I've been working with Nokogiri for a couple of days and I absolutely adore it. Everything was working brilliantly until I got a requirement to scrape a website that uses the data-reactid javascript attribute tag. The problem is that Nokogiri seems to be getting confused with the attribute id format this website is using (several periods, some dollar signs and some other invalid xml/css characters):
An example of what I need to scrape would be:
<td data-reactid=".3.3.1:$contract_23.$=1$dataRow:0.1">94.280</td>
I need the value (94.280) inside of the attribute with an id of ".3.3.1:$contract_23.$=1$dataRow:0.1"
which usually in nokogiri we would select by doing something like:
doc.css("type[attributename=attributeid]")
in my example it would be:
doc.css("td[data-reactid=.3.3.1:$contract_23.$=1$dataRow:0.1]")
but no matter what I do to escape the invalid characters, it keeps telling me there is an invalid character after my equals sign:
Error message for code above:
nokogiri-1.4.3.1/lib/nokogiri/css/parser.rb:78:in `on_error': unexpected '.3' after 'equal'
I've tried:
a) Getting my string defined as a variable and forced into a string
b) Escaping it with backslashes (.3.[...])

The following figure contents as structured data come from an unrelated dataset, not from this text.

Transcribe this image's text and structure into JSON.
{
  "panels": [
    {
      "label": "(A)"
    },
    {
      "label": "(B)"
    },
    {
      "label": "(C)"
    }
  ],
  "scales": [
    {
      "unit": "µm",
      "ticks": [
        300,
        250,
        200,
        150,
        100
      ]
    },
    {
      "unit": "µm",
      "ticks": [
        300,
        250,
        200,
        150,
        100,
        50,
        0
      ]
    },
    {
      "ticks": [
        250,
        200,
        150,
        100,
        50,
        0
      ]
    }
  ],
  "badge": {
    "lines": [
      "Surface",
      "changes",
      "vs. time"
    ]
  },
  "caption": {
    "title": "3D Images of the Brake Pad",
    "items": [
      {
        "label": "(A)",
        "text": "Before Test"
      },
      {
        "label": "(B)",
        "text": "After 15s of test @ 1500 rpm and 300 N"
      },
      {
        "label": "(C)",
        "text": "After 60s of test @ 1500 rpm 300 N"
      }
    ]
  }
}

c) Prefixing it with a hash (#.3.3[...])
d) Escaping it using cgi escapedString
e) Placing it inside '%{ }' eg '%{.3.3[...]}'
No matter what I do, I keep getting the same message (except for option e which gives me an altogether different error message:
: no .<digit> floating literal anymore; put 0 before dot
Can you guys help me get the right value with such an oddly-named attribute?